Neither Baglino, Musk nor head of design Franz von Holzhausen gave additional details on next-generation vehicles. The only hint: This next-gen design may also be used on the Cybertruck, according to Baglino.
As part of Tesla’s next-gen design, the company is developing a new drive unit that it says will be more scalable, in large part because it will eventually eliminate the use of rare earth materials.
“We have designed our next drive unit to use a permanent magnet motor to not use any rare earth materials at all,” said Colin Campbell, VP of powertrain engineering, noting that the new drive unit cost has been reduced to $1,000. Those savings could, in theory, be passed onto the consumer to make for a more accessible, affordable EV.
Tesla said its next powertrain will also use 75% less silicone carbide without compromising performance or efficiency of the vehicle. The new powertrain is also compatible with any battery chemistry, which will give Tesla more flexibility in battery sourcing, said Campbell. Finally, Tesla’s new powertrain factory is apparently 50% smaller than the current one in Austin, which Campbell said means faster scaling of EV production.

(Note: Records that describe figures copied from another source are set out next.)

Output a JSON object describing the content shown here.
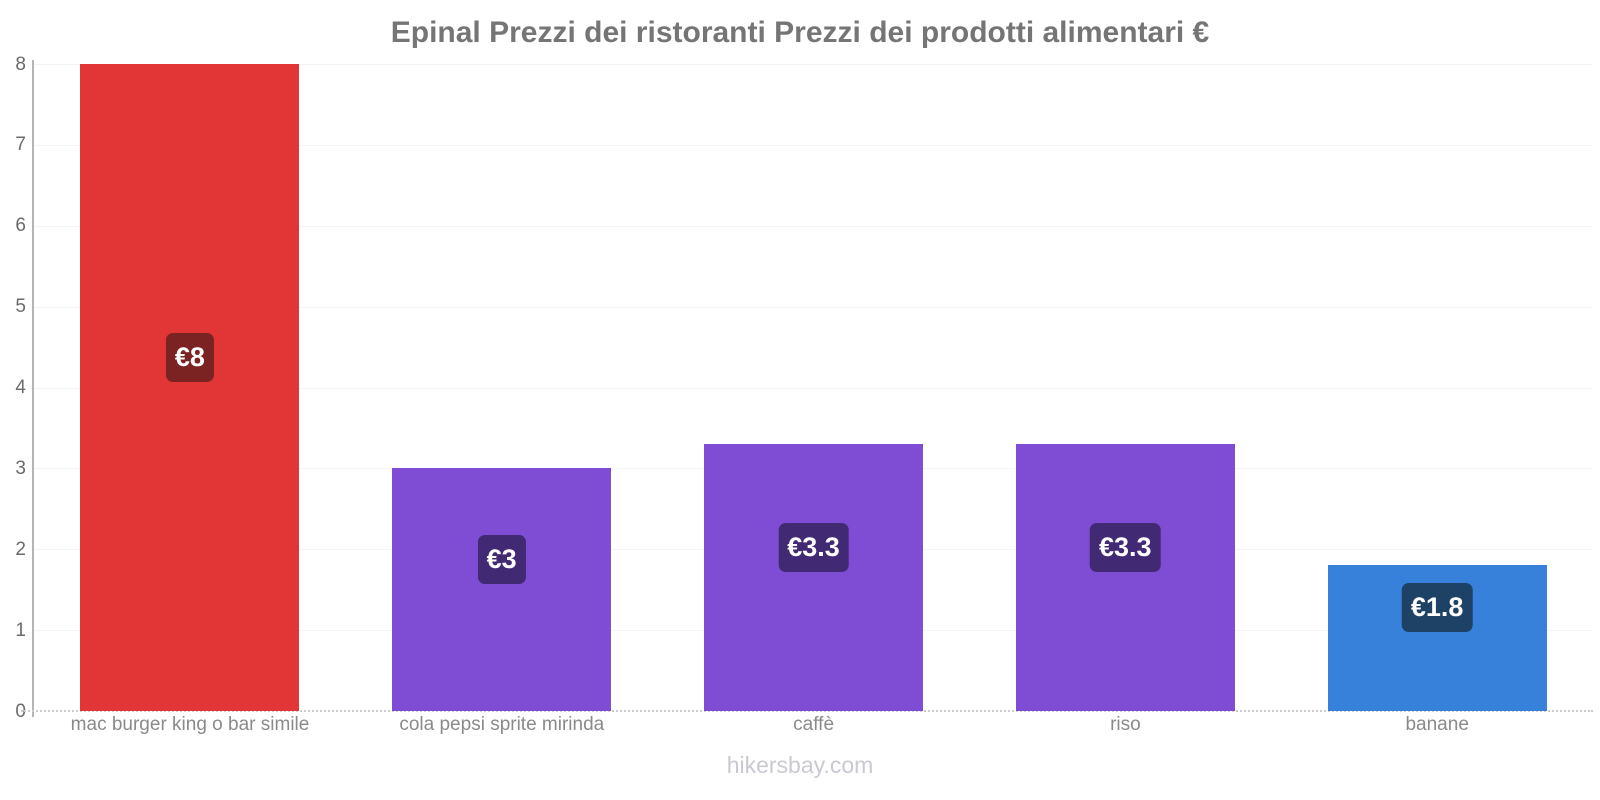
{
  "chart": {
    "title": "Epinal Prezzi dei ristoranti Prezzi dei prodotti alimentari €"
  },
  "chart_data": {
    "type": "bar",
    "title": "Epinal Prezzi dei ristoranti Prezzi dei prodotti alimentari €",
    "categories": [
      "mac burger king o bar simile",
      "cola pepsi sprite mirinda",
      "caffè",
      "riso",
      "banane"
    ],
    "values": [
      8,
      3,
      3.3,
      3.3,
      1.8
    ],
    "value_labels": [
      "€8",
      "€3",
      "€3.3",
      "€3.3",
      "€1.8"
    ],
    "bar_colors": [
      "#e23636",
      "#7f4cd4",
      "#7f4cd4",
      "#7f4cd4",
      "#3781da"
    ],
    "badge_colors": [
      "#7b2222",
      "#412a73",
      "#412a73",
      "#412a73",
      "#1e4166"
    ],
    "currency": "€",
    "xlabel": "",
    "ylabel": "",
    "ylim": [
      0,
      8
    ],
    "yticks": [
      0,
      1,
      2,
      3,
      4,
      5,
      6,
      7,
      8
    ],
    "grid": true,
    "legend": false
  },
  "footer": {
    "watermark": "hikersbay.com"
  }
}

The third part of Tesla’s Master Plan Part 3 is to switch home, business and industrial heating to heat pumps. Most of that portion of the presentation was just a Climate Tech 101 on the ill effects of traditional heating systems and how heat pumps could help. Musk said at some point Tesla might consider building heat pumps for the home to help solve this problem.
Tesla already produces heat pumps for its cars, so expanding into homes wouldn’t be far out of left field. But if you have a gas or oil heater, the good news is you don’t have to wait for Tesla to replace it. Plenty of other companies already do this, including Sealed and BlocPower.

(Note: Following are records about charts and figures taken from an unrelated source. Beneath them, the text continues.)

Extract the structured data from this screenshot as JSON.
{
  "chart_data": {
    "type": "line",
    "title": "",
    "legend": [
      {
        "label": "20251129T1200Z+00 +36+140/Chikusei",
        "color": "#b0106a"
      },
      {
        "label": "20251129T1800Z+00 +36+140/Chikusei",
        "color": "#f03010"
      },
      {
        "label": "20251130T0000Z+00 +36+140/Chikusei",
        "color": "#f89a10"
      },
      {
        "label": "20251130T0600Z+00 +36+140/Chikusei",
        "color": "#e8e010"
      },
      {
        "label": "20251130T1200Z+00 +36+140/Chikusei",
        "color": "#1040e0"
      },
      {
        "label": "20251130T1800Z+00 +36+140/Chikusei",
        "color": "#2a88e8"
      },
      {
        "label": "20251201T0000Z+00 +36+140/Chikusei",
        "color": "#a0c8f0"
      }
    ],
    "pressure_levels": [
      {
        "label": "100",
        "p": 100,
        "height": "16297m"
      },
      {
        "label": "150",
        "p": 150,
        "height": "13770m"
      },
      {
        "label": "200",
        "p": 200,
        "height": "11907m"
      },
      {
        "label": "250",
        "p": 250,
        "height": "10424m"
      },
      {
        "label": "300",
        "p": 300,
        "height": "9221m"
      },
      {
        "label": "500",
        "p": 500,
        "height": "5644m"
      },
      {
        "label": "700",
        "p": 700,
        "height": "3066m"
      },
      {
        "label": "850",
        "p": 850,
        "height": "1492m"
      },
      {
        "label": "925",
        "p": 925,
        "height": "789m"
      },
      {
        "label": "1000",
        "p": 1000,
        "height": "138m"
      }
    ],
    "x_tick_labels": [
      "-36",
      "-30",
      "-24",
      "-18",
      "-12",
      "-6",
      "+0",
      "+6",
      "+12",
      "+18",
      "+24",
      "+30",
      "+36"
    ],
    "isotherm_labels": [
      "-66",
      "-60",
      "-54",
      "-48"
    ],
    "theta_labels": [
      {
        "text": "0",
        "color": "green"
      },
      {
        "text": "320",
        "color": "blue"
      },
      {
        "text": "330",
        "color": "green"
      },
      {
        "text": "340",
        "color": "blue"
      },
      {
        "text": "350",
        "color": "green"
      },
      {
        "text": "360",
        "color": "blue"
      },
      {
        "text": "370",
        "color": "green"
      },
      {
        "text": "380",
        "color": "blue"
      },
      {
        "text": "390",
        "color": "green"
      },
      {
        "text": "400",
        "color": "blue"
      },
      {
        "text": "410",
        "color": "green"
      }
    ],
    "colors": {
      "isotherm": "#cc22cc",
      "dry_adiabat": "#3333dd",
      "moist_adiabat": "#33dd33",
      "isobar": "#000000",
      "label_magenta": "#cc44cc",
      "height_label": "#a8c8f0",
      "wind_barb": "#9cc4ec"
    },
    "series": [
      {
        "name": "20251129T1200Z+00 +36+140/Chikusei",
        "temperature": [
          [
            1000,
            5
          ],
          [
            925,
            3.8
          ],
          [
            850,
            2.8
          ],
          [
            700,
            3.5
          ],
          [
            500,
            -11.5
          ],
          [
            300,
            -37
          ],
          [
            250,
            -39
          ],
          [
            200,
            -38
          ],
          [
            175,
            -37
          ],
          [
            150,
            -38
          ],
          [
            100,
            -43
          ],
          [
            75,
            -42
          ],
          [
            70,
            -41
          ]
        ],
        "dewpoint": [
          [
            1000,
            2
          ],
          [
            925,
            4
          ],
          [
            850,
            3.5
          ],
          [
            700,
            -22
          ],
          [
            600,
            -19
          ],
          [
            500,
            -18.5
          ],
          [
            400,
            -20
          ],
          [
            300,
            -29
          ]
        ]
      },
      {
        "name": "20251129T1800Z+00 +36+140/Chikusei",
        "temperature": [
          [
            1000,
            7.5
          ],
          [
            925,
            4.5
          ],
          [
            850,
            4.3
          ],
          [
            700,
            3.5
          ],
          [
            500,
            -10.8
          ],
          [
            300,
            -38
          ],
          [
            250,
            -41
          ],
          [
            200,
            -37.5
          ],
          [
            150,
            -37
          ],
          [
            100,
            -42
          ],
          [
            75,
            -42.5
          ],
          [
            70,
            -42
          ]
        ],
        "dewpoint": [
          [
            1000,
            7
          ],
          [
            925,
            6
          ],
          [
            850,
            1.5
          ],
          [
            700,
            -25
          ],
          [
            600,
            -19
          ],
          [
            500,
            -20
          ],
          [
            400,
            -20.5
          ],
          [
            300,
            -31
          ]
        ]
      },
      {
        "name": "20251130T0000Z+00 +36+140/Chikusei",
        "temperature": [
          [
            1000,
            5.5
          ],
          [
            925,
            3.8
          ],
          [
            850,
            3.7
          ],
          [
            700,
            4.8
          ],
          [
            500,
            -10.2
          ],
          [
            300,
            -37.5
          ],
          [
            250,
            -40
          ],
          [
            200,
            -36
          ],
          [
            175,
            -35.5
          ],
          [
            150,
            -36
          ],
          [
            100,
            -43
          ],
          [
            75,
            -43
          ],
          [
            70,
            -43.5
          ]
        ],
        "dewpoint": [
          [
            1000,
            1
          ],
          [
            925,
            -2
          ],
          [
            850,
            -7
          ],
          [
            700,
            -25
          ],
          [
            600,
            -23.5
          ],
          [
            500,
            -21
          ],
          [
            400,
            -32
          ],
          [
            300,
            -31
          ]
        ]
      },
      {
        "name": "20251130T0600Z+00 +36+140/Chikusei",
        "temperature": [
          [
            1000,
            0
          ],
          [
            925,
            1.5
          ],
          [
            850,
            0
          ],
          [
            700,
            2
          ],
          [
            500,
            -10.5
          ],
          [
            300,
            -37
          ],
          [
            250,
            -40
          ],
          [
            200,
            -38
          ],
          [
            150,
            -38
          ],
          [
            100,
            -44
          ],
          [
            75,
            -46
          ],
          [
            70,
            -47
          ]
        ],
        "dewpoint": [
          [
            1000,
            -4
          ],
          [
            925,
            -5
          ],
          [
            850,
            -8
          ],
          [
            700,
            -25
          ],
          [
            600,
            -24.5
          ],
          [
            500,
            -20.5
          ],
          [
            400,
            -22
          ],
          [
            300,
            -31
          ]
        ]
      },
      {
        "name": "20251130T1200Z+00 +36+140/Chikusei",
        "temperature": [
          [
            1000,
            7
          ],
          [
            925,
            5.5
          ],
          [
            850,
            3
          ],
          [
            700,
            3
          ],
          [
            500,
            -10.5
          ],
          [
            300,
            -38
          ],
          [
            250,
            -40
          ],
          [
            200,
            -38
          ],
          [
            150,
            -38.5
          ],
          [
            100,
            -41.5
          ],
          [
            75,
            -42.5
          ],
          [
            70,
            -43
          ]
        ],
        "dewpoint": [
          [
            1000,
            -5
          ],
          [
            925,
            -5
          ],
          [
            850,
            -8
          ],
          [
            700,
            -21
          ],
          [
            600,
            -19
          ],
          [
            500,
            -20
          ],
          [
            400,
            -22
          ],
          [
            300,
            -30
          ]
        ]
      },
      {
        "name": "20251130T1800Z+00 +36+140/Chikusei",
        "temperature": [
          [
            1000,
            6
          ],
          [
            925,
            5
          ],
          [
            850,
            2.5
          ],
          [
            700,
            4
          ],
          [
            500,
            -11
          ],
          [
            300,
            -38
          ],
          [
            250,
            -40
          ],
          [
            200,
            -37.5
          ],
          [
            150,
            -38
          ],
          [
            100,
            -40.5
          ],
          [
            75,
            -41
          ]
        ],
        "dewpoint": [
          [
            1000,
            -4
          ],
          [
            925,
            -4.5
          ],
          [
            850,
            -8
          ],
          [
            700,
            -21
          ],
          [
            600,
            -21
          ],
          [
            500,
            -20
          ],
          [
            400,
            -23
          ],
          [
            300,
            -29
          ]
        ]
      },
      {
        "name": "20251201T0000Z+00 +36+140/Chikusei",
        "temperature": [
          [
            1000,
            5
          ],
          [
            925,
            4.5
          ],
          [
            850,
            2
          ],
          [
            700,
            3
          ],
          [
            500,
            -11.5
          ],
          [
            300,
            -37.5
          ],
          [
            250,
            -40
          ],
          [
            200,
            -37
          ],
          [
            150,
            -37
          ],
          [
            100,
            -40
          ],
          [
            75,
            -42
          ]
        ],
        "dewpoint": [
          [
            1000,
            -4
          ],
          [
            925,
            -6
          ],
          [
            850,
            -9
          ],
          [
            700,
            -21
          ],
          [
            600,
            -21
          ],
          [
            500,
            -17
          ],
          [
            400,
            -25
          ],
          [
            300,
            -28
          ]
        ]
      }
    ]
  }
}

Charging and energy storage
Tesla broke up its info-dump with some announcements, and several hints, on the future of its EV charging and energy storage businesses. Most concretely, the automaker formally introduced Magic Dock, an upgrade to Tesla’s charging stations which opens them up to vehicles that aren’t Teslas. Rolling out the tech will enable Tesla to tap into billions in federal subsidies.
Tesla also said it will add a $30 “unlimited overnight home charging” plan to Tesla Electric in July. An invite-only electric plan, Tesla Electric is exclusively available to Powerwall havers in parts of Texas where retail choice exists. Tesla added that it aims to expand its electric plan into other areas — “market by market, in the same way that we’ve approached Tesla insurance.” The company offered no specific dates.
Later, the automaker said it would debut new energy storage products in 2023. One chart shown to investors appeared to depict new megapack and powerwall designs, also hidden beneath illustrated veils. Take this with a grain or more of salt; Tesla has a track record of missing its own deadlines.
Tesla teased a little more information about its humanoid robot, the Optimus, with a video showing two robots slowly building another bot — a big step up from the prototype Tesla showed last October at AI Day.
As usual, Musk stated that Optimus will be worth significantly more than the car side of things. Optimus is trained using the same AI that trains Tesla’s Autopilot and FSD, and Musk detailed how even much of the hardware for Optimus is taken from Tesla’s cars.
“The actuators in Optimus are all custom designed Tesla actuators,” said Musk. “We designed the electric motor or the gearbox, the power electronics, obviously the battery pack and everything else that goes into Optimus. The same team that designed the groundbreaking electric motors that are in the Model S Plaid designed the actuators in the robot.”
What this means, said Musk, is that Tesla has the tools to bring an actual humanoid robot product to market at scale. Now it’s just a question of timing. And also, apparently, of what the ratio of humans to humanoid robots will be. Musk reckons it’ll be greater than one-to-one because the robots can be used at homes, in industrial use cases and more.
How the robot fits into Tesla’s Master Plan Part 3, which is focused on a sustainable energy future for Earth, isn’t exactly clear.